The numerous movies about the white man/lady that comes to an inner city school or meets a poor black kid and turns their life around. Does that happen? Yes. Is it frequent?No. Then why is white America so fascinated with that story? The White Man's burden.
I concur that that kind of story is essentially a gimmick—if not a manifestation of White Man's Burden, then a manifestation of whites wanting to feel better about themselves. Granted, there is a fish-out-of-water element that can create conflict, tension, drama, humor, and irony, but a story about a black teacher who receives a job at an overwhelmingly white school (rural or urban, southern or northern, public or private) would be more intriguing and less cliched.
Don't see many slave rebellion movies. They happened and whites lived in constant fear of them. That as an aspect of slavery whites don't want to see. It reminds them that many African-Americans have not gotten past it and that American Whites are often the bad guy.
I agree, but a film is coming out next month (
The Birth of a Nation, obviously not the 1915 version) about Nat Turner's rebellion.
And did you see
Django Unchained (Quentin Tarantino, 2012)? The film is about a slave rebellion of sorts (actually the vengeance of a freed slave), and I thought that it may have been the best movie of 2012.
They love films where Nazis get their comeuppance, yet their behavior was not much different.
Did you see
12 Years a Slave (Steve McQueen, 2013)? In addition to being the best film of the year and an all-time classic, in my opinion, the film obliquely suggested that slavery constituted American fascism. Its depiction of American society at that time was utterly chilling (and doubtlessly realistic). Indeed, I would group
12 Years a Slave with Steven Spielberg's harrowing saga about the Holocaust,
Schindler's List.
I hope the day comes when I see movies more reflective of the life I lead growing up as the first integration generation. I never attended segregation schools, I didn't do drugs, I didn't have a shiftless older brother with a nickname like "Boopsie" who quit school at 16 and was out getting girls pregnant, and I knew I was going to college.

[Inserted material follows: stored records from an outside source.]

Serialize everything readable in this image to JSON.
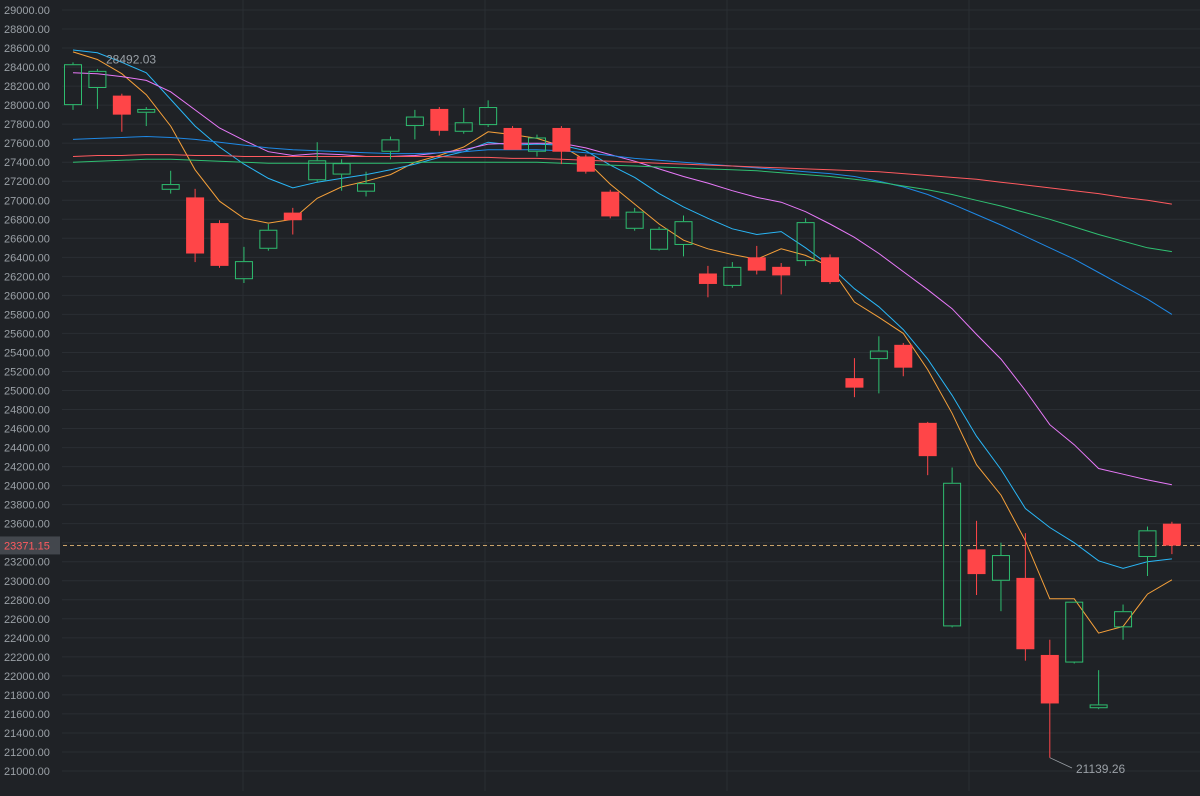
{
  "chart_data": {
    "type": "candlestick",
    "ylim": [
      21000,
      29000
    ],
    "y_tick_step": 200,
    "grid": true,
    "current_price": 23371.15,
    "current_price_label": "23371.15",
    "high_label": "28492.03",
    "low_label": "21139.26",
    "colors": {
      "background": "#1f2226",
      "grid": "#2a2e33",
      "axis_text": "#9aa0a6",
      "up": "#2ebd6f",
      "down": "#ff4548",
      "price_line": "#c9a36a",
      "price_label_bg": "#43474d",
      "price_label_text": "#ff5a5f"
    },
    "candles": [
      {
        "o": 28000,
        "h": 28450,
        "l": 27950,
        "c": 28430
      },
      {
        "o": 28180,
        "h": 28380,
        "l": 27960,
        "c": 28360
      },
      {
        "o": 28100,
        "h": 28120,
        "l": 27720,
        "c": 27900
      },
      {
        "o": 27920,
        "h": 27980,
        "l": 27780,
        "c": 27960
      },
      {
        "o": 27110,
        "h": 27310,
        "l": 27070,
        "c": 27170
      },
      {
        "o": 27030,
        "h": 27120,
        "l": 26350,
        "c": 26440
      },
      {
        "o": 26760,
        "h": 26790,
        "l": 26290,
        "c": 26310
      },
      {
        "o": 26170,
        "h": 26510,
        "l": 26130,
        "c": 26360
      },
      {
        "o": 26490,
        "h": 26750,
        "l": 26470,
        "c": 26690
      },
      {
        "o": 26870,
        "h": 26920,
        "l": 26640,
        "c": 26790
      },
      {
        "o": 27210,
        "h": 27610,
        "l": 27190,
        "c": 27420
      },
      {
        "o": 27270,
        "h": 27430,
        "l": 27100,
        "c": 27390
      },
      {
        "o": 27090,
        "h": 27300,
        "l": 27040,
        "c": 27180
      },
      {
        "o": 27510,
        "h": 27670,
        "l": 27430,
        "c": 27640
      },
      {
        "o": 27780,
        "h": 27950,
        "l": 27640,
        "c": 27880
      },
      {
        "o": 27960,
        "h": 27980,
        "l": 27680,
        "c": 27730
      },
      {
        "o": 27720,
        "h": 27970,
        "l": 27700,
        "c": 27820
      },
      {
        "o": 27790,
        "h": 28050,
        "l": 27770,
        "c": 27980
      },
      {
        "o": 27760,
        "h": 27780,
        "l": 27540,
        "c": 27530
      },
      {
        "o": 27510,
        "h": 27690,
        "l": 27460,
        "c": 27660
      },
      {
        "o": 27760,
        "h": 27780,
        "l": 27380,
        "c": 27510
      },
      {
        "o": 27460,
        "h": 27480,
        "l": 27280,
        "c": 27300
      },
      {
        "o": 27090,
        "h": 27110,
        "l": 26810,
        "c": 26830
      },
      {
        "o": 26700,
        "h": 26920,
        "l": 26680,
        "c": 26880
      },
      {
        "o": 26480,
        "h": 26720,
        "l": 26470,
        "c": 26700
      },
      {
        "o": 26530,
        "h": 26840,
        "l": 26410,
        "c": 26780
      },
      {
        "o": 26230,
        "h": 26310,
        "l": 25980,
        "c": 26120
      },
      {
        "o": 26100,
        "h": 26350,
        "l": 26080,
        "c": 26300
      },
      {
        "o": 26400,
        "h": 26520,
        "l": 26220,
        "c": 26260
      },
      {
        "o": 26300,
        "h": 26340,
        "l": 26010,
        "c": 26210
      },
      {
        "o": 26360,
        "h": 26810,
        "l": 26310,
        "c": 26770
      },
      {
        "o": 26400,
        "h": 26430,
        "l": 26120,
        "c": 26140
      },
      {
        "o": 25130,
        "h": 25340,
        "l": 24930,
        "c": 25030
      },
      {
        "o": 25330,
        "h": 25570,
        "l": 24970,
        "c": 25420
      },
      {
        "o": 25480,
        "h": 25500,
        "l": 25150,
        "c": 25240
      },
      {
        "o": 24660,
        "h": 24670,
        "l": 24110,
        "c": 24310
      },
      {
        "o": 22520,
        "h": 24190,
        "l": 22510,
        "c": 24030
      },
      {
        "o": 23330,
        "h": 23630,
        "l": 22850,
        "c": 23070
      },
      {
        "o": 23000,
        "h": 23400,
        "l": 22680,
        "c": 23270
      },
      {
        "o": 23030,
        "h": 23500,
        "l": 22160,
        "c": 22280
      },
      {
        "o": 22220,
        "h": 22380,
        "l": 21140,
        "c": 21710
      },
      {
        "o": 22140,
        "h": 22780,
        "l": 22130,
        "c": 22780
      },
      {
        "o": 21660,
        "h": 22060,
        "l": 21650,
        "c": 21700
      },
      {
        "o": 22510,
        "h": 22750,
        "l": 22380,
        "c": 22680
      },
      {
        "o": 23250,
        "h": 23570,
        "l": 23050,
        "c": 23530
      },
      {
        "o": 23600,
        "h": 23620,
        "l": 23280,
        "c": 23370
      }
    ],
    "moving_averages": [
      {
        "color": "#f5a03a",
        "values": [
          28560,
          28480,
          28330,
          28110,
          27780,
          27320,
          26990,
          26810,
          26760,
          26800,
          27020,
          27140,
          27200,
          27270,
          27400,
          27470,
          27560,
          27720,
          27690,
          27650,
          27570,
          27420,
          27170,
          26960,
          26750,
          26580,
          26490,
          26430,
          26380,
          26490,
          26420,
          26300,
          25930,
          25770,
          25600,
          25220,
          24760,
          24220,
          23900,
          23420,
          22810,
          22810,
          22450,
          22520,
          22860,
          23010
        ]
      },
      {
        "color": "#29b6f6",
        "values": [
          28580,
          28550,
          28450,
          28340,
          28060,
          27780,
          27560,
          27380,
          27230,
          27130,
          27190,
          27230,
          27270,
          27320,
          27380,
          27450,
          27510,
          27610,
          27580,
          27590,
          27580,
          27520,
          27370,
          27240,
          27070,
          26930,
          26810,
          26700,
          26640,
          26670,
          26500,
          26310,
          26070,
          25880,
          25640,
          25330,
          24950,
          24520,
          24170,
          23760,
          23560,
          23400,
          23210,
          23130,
          23200,
          23230
        ]
      },
      {
        "color": "#e879f9",
        "values": [
          28340,
          28330,
          28300,
          28260,
          28140,
          27950,
          27760,
          27630,
          27510,
          27470,
          27490,
          27480,
          27460,
          27460,
          27470,
          27500,
          27530,
          27590,
          27600,
          27600,
          27600,
          27550,
          27480,
          27410,
          27330,
          27250,
          27180,
          27100,
          27030,
          26980,
          26880,
          26750,
          26610,
          26440,
          26250,
          26060,
          25860,
          25590,
          25330,
          25000,
          24640,
          24430,
          24180,
          24120,
          24060,
          24010
        ]
      },
      {
        "color": "#1e88e5",
        "values": [
          27640,
          27650,
          27660,
          27670,
          27660,
          27640,
          27610,
          27580,
          27550,
          27530,
          27520,
          27510,
          27500,
          27490,
          27490,
          27500,
          27510,
          27530,
          27530,
          27530,
          27520,
          27500,
          27470,
          27440,
          27420,
          27400,
          27380,
          27360,
          27340,
          27320,
          27300,
          27280,
          27250,
          27200,
          27140,
          27060,
          26960,
          26850,
          26740,
          26620,
          26500,
          26380,
          26240,
          26100,
          25960,
          25800
        ]
      },
      {
        "color": "#ff5a5f",
        "values": [
          27460,
          27470,
          27470,
          27480,
          27480,
          27470,
          27470,
          27460,
          27460,
          27460,
          27460,
          27460,
          27460,
          27460,
          27460,
          27460,
          27450,
          27450,
          27440,
          27440,
          27430,
          27420,
          27410,
          27400,
          27390,
          27380,
          27370,
          27360,
          27350,
          27340,
          27330,
          27320,
          27310,
          27300,
          27280,
          27260,
          27240,
          27220,
          27190,
          27160,
          27130,
          27100,
          27070,
          27030,
          27000,
          26960
        ]
      },
      {
        "color": "#2fbf71",
        "values": [
          27400,
          27410,
          27420,
          27430,
          27430,
          27420,
          27410,
          27400,
          27390,
          27390,
          27390,
          27390,
          27390,
          27390,
          27400,
          27400,
          27400,
          27400,
          27400,
          27400,
          27390,
          27380,
          27370,
          27360,
          27350,
          27340,
          27330,
          27320,
          27310,
          27290,
          27270,
          27250,
          27220,
          27190,
          27150,
          27110,
          27060,
          27000,
          26940,
          26870,
          26800,
          26720,
          26640,
          26570,
          26500,
          26460
        ]
      }
    ]
  }
}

In a sense, you may be suggesting that African-American actors and actresses receive roles that are not contingent on them being black, or what people in the entertainment industry perceive 'black life' to be. There has been gradual progression in that regard, especially for black stars, but overall, the progress has proved much too sporadic.
By the way, what did you make of the Blaxploitation genre from the seventies?
I wonder if the drug had been marijuana how the story would have been told. Ecstasy is seen as a white kid raver drug. Much like crack is associated with Blacks and cocaine with whites. Not surprisingly, even though they are basically the same thing, the punishment for having crack is much harsher.
... good point, but Morris does sort of struggle with the marijuana (I believe that it is marijuana) that he tries in the van.